COMMUNIQUE DE PRESSE
Le Conseil de Paix et de Sécurité de l’Union Africaine (UA),en sa 555ème réunion tenue le 5 Novembre 2015, a consacré une séance publique à la commémoration du 15ème anniversaire de l’ adoption de la Résolution 1325 du Conseil de Sécurité des Nation Unies sur Femmes, Paix et Sécurité .
Le Conseil a pris note des Allocutions du Président du Conseil de Paix et de Sécurité pour le mois de novembre 2015, l’Ambassadeur Ahmat Awad Sakine, Représentant Permanent du Tchad auprès de UA, du Commissaire à la Paix et à la Sécurité, l’ Ambassadeur Smail Chergui, de Mr. Haile Menkerios, Représentant spécial du Secrétaire Général des Nations Unies (NU) auprès de UA, ainsi que des interventions des représentantes des femmes qui participent dans la mission de maintien de la paix de l’Union Africaine en Somalie (AMISOM), du Représentant du Secrétariat de la Conférence internationale de la région des grands lacs (ICGLR), du réseau Ouest Africain pour la consolidation de la Paix (WANEP), de Médecins d’Afrique, de la Solidarité Féminine pour la Paix et le Développement Intégral (SOFEPADI) et de l’Observatoire des Droits de la Femme et de l’Enfant (ODEF).

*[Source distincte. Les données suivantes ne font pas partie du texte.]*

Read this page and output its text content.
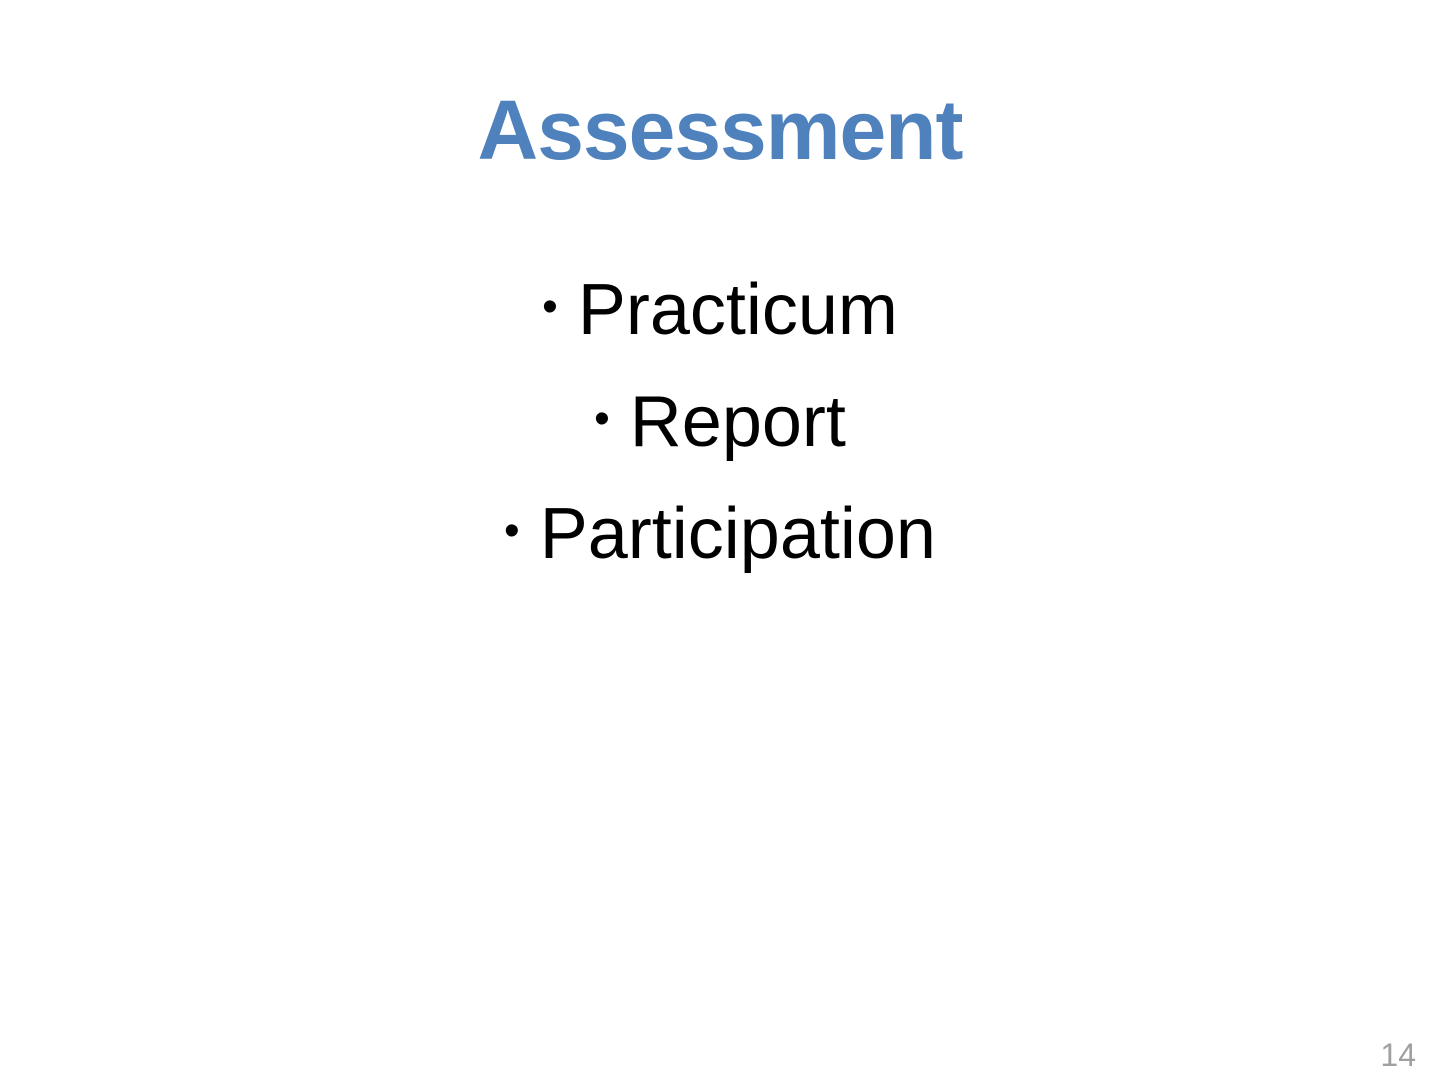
Assessment
• Practicum
• Report
• Participation
14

Le Conseil a également pris note des interventions des Etats Membres de l’UA, des partenaires ainsi que des Organisations de la Société civile et des groupes de réflexion.
Le Conseil a rappelé ses prises de position antérieures sur le sort des femmes et des enfants dans les situations de conflit et a noté avec préoccupation, l’impact des violences à caractère sexuel durant les conflits ainsi que de l’exploitation et des abus sexuels. Le Conseil et les Participants ont reconnu que plusieurs Instruments one été adopté par l’UA sur la protection des femmes et des enfants. Les Etats membres ont donc été invités à prendre des mesures en vue de promouvoir la mise en œuvre effective desdits Instruments.

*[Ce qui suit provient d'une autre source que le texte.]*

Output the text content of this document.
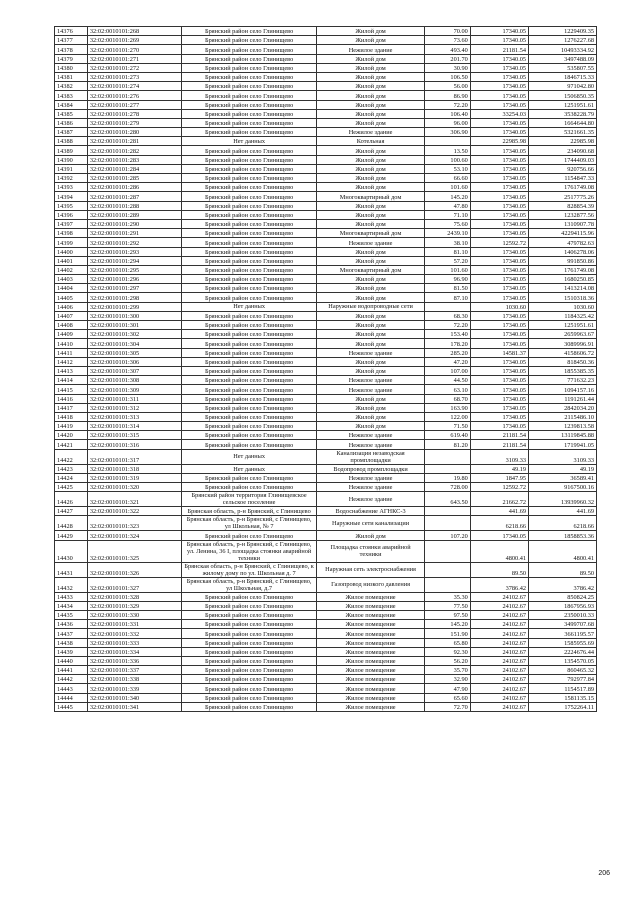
14376	32:02:0010101:268	Брянский район село Глинищево	Жилой дом	70.00	17340.05	1229409.35
14377	32:02:0010101:269	Брянский район село Глинищево	Жилой дом	73.60	17340.05	1276227.68
14378	32:02:0010101:270	Брянский район село Глинищево	Нежилое здание	493.40	21181.54	10493334.92
14379	32:02:0010101:271	Брянский район село Глинищево	Жилой дом	201.70	17340.05	3497488.09
14380	32:02:0010101:272	Брянский район село Глинищево	Жилой дом	30.90	17340.05	535807.55
14381	32:02:0010101:273	Брянский район село Глинищево	Жилой дом	106.50	17340.05	1846715.33
14382	32:02:0010101:274	Брянский район село Глинищево	Жилой дом	56.00	17340.05	971042.80
14383	32:02:0010101:276	Брянский район село Глинищево	Жилой дом	86.90	17340.05	1506850.35
14384	32:02:0010101:277	Брянский район село Глинищево	Жилой дом	72.20	17340.05	1251951.61
14385	32:02:0010101:278	Брянский район село Глинищево	Жилой дом	106.40	33254.03	3538228.79
14386	32:02:0010101:279	Брянский район село Глинищево	Жилой дом	96.00	17340.05	1664644.80
14387	32:02:0010101:280	Брянский район село Глинищево	Нежилое здание	306.90	17340.05	5321661.35
14388	32:02:0010101:281	Нет данных	Котельная		22985.98	22985.98
14389	32:02:0010101:282	Брянский район село Глинищево	Жилой дом	13.50	17340.05	234090.68
14390	32:02:0010101:283	Брянский район село Глинищево	Жилой дом	100.60	17340.05	1744409.03
14391	32:02:0010101:284	Брянский район село Глинищево	Жилой дом	53.10	17340.05	920756.66
14392	32:02:0010101:285	Брянский район село Глинищево	Жилой дом	66.60	17340.05	1154847.33
14393	32:02:0010101:286	Брянский район село Глинищево	Жилой дом	101.60	17340.05	1761749.08
14394	32:02:0010101:287	Брянский район село Глинищево	Многоквартирный дом	145.20	17340.05	2517775.26
14395	32:02:0010101:288	Брянский район село Глинищево	Жилой дом	47.80	17340.05	828854.39
14396	32:02:0010101:289	Брянский район село Глинищево	Жилой дом	71.10	17340.05	1232877.56
14397	32:02:0010101:290	Брянский район село Глинищево	Жилой дом	75.60	17340.05	1310907.78
14398	32:02:0010101:291	Брянский район село Глинищево	Многоквартирный дом	2439.10	17340.05	42294115.96
14399	32:02:0010101:292	Брянский район село Глинищево	Нежилое здание	38.10	12592.72	479782.63
14400	32:02:0010101:293	Брянский район село Глинищево	Жилой дом	81.10	17340.05	1406278.06
14401	32:02:0010101:294	Брянский район село Глинищево	Жилой дом	57.20	17340.05	991850.86
14402	32:02:0010101:295	Брянский район село Глинищево	Многоквартирный дом	101.60	17340.05	1761749.08
14403	32:02:0010101:296	Брянский район село Глинищево	Жилой дом	96.90	17340.05	1680250.85
14404	32:02:0010101:297	Брянский район село Глинищево	Жилой дом	81.50	17340.05	1413214.08
14405	32:02:0010101:298	Брянский район село Глинищево	Жилой дом	87.10	17340.05	1510318.36
14406	32:02:0010101:299	Нет данных	Наружные водопроводные сети		1030.60	1030.60
14407	32:02:0010101:300	Брянский район село Глинищево	Жилой дом	68.30	17340.05	1184325.42
14408	32:02:0010101:301	Брянский район село Глинищево	Жилой дом	72.20	17340.05	1251951.61
14409	32:02:0010101:302	Брянский район село Глинищево	Жилой дом	153.40	17340.05	2659963.67
14410	32:02:0010101:304	Брянский район село Глинищево	Жилой дом	178.20	17340.05	3089996.91
14411	32:02:0010101:305	Брянский район село Глинищево	Нежилое здание	285.20	14581.37	4158606.72
14412	32:02:0010101:306	Брянский район село Глинищево	Жилой дом	47.20	17340.05	818450.36
14413	32:02:0010101:307	Брянский район село Глинищево	Жилой дом	107.00	17340.05	1855385.35
14414	32:02:0010101:308	Брянский район село Глинищево	Нежилое здание	44.50	17340.05	771632.23
14415	32:02:0010101:309	Брянский район село Глинищево	Нежилое здание	63.10	17340.05	1094157.16
14416	32:02:0010101:311	Брянский район село Глинищево	Жилой дом	68.70	17340.05	1191261.44
14417	32:02:0010101:312	Брянский район село Глинищево	Жилой дом	163.90	17340.05	2842034.20
14418	32:02:0010101:313	Брянский район село Глинищево	Жилой дом	122.00	17340.05	2115486.10
14419	32:02:0010101:314	Брянский район село Глинищево	Жилой дом	71.50	17340.05	1239813.58
14420	32:02:0010101:315	Брянский район село Глинищево	Нежилое здание	619.40	21181.54	13119845.88
14421	32:02:0010101:316	Брянский район село Глинищево	Нежилое здание	81.20	21181.54	1719941.05
14422	32:02:0010101:317	Нет данных	Канализация незаводская промплощадки		3109.33	3109.33
14423	32:02:0010101:318	Нет данных	Водопровод промплощадки		49.19	49.19
14424	32:02:0010101:319	Брянский район село Глинищево	Нежилое здание	19.80	1847.95	36589.41
14425	32:02:0010101:320	Брянский район село Глинищево	Нежилое здание	728.00	12592.72	9167500.16
14426	32:02:0010101:321	Брянский район территория Глинищевское сельское поселение	Нежилое здание	643.50	21662.72	13939960.32
14427	32:02:0010101:322	Брянская область, р-н Брянский, с Глинищево	Водоснабжение АГНКС-3		441.69	441.69
14428	32:02:0010101:323	Брянская область, р-н Брянский, с Глинищево, ул Школьная, № 7	Наружные сети канализации		6218.66	6218.66
14429	32:02:0010101:324	Брянский район село Глинищево	Жилой дом	107.20	17340.05	1858853.36
14430	32:02:0010101:325	Брянская область, р-н Брянский, с Глинищево, ул. Ленина, 36 I, площадка стоянки аварийной техники	Площадка стоянки аварийной техники		4800.41	4800.41
14431	32:02:0010101:326	Брянская область, р-н Брянский, с Глинищево, к жилому дому по ул. Школьная д. 7	Наружная сеть электроснабжения		89.50	89.50
14432	32:02:0010101:327	Брянская область, р-н Брянский, с Глинищево, ул Школьная, д.7	Газопровод низкого давления		3786.42	3786.42
14433	32:02:0010101:328	Брянский район село Глинищево	Жилое помещение	35.30	24102.67	850824.25
14434	32:02:0010101:329	Брянский район село Глинищево	Жилое помещение	77.50	24102.67	1867956.93
14435	32:02:0010101:330	Брянский район село Глинищево	Жилое помещение	97.50	24102.67	2350010.33
14436	32:02:0010101:331	Брянский район село Глинищево	Жилое помещение	145.20	24102.67	3499707.68
14437	32:02:0010101:332	Брянский район село Глинищево	Жилое помещение	151.90	24102.67	3661195.57
14438	32:02:0010101:333	Брянский район село Глинищево	Жилое помещение	65.80	24102.67	1585955.69
14439	32:02:0010101:334	Брянский район село Глинищево	Жилое помещение	92.30	24102.67	2224676.44
14440	32:02:0010101:336	Брянский район село Глинищево	Жилое помещение	56.20	24102.67	1354570.05
14441	32:02:0010101:337	Брянский район село Глинищево	Жилое помещение	35.70	24102.67	860465.32
14442	32:02:0010101:338	Брянский район село Глинищево	Жилое помещение	32.90	24102.67	792977.84
14443	32:02:0010101:339	Брянский район село Глинищево	Жилое помещение	47.90	24102.67	1154517.89
14444	32:02:0010101:340	Брянский район село Глинищево	Жилое помещение	65.60	24102.67	1581135.15
14445	32:02:0010101:341	Брянский район село Глинищево	Жилое помещение	72.70	24102.67	1752264.11
206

Le Conseil et les participants ont reconnu les progrès accomplis par les Etats membres de l’UA, les partenaires et les Organisations de la Société Civile (OSC) dans la mise en œuvre de la Résolution 1325 du Conseil de Sécurité des nations Unies sur Femmes, Paix et Sécurité. Le Conseil et les Participants ont souligné le fait qu’en dépit des progrès réalisés, les femmes et les enfants continuent d’être les principales victimes des situations de conflit et, ont invité les Etats Membres de l’UA à redoubler leurs efforts en vue de veiller à ce que leurs législations nationales soient en phase avec les dispositions de la Résolution 1325 et d’autres Instruments internationaux qui portent sur la protection des droits et du bien-être des femmes et des enfants.

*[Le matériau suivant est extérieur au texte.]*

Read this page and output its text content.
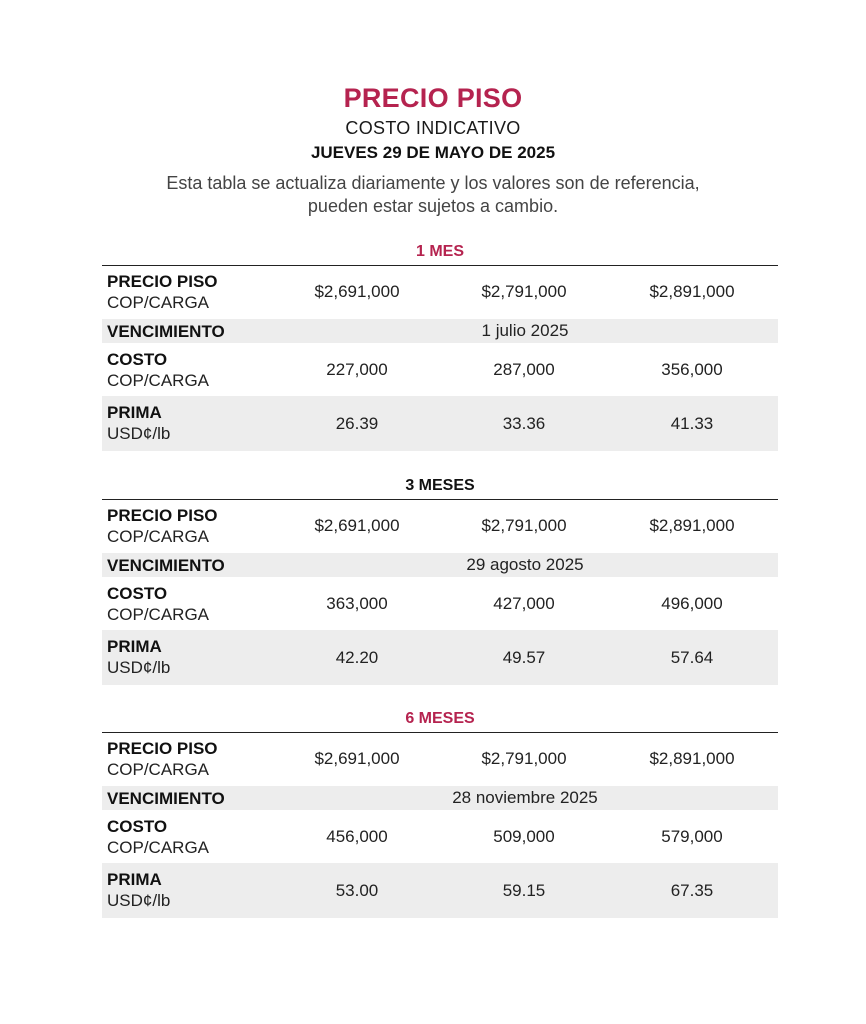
PRECIO PISO
COSTO INDICATIVO
JUEVES 29 DE MAYO DE 2025
Esta tabla se actualiza diariamente y los valores son de referencia,
pueden estar sujetos a cambio.
1 MES
PRECIO PISO
COP/CARGA
$2,691,000	$2,791,000	$2,891,000
VENCIMIENTO	1 julio 2025
COSTO
COP/CARGA
227,000	287,000	356,000
PRIMA
USD¢/lb
26.39	33.36	41.33
3 MESES
PRECIO PISO
COP/CARGA
$2,691,000	$2,791,000	$2,891,000
VENCIMIENTO	29 agosto 2025
COSTO
COP/CARGA
363,000	427,000	496,000
PRIMA
USD¢/lb
42.20	49.57	57.64
6 MESES
PRECIO PISO
COP/CARGA
$2,691,000	$2,791,000	$2,891,000
VENCIMIENTO	28 noviembre 2025
COSTO
COP/CARGA
456,000	509,000	579,000
PRIMA
USD¢/lb
53.00	59.15	67.35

Le Conseil et les Participants ont mis l’accent sur la nécessité d’assurer le renforcement des capacités des femmes en vue de leur permettre de jouer pleinement leur rôle dans tous les domaines de la vie. Ils ont souligné le fait que celles travaillant dans des situations de conflit et de post-conflit, devraient bénéficier d’une formation adéquate et être bien informées, dans le but de pouvoir répondre aux préoccupations exprimées par les femmes de constituer une masse critique d’experts féminins en matière de paix et de sécurité pour faire avancer la mise en œuvre de la Résolution 1325.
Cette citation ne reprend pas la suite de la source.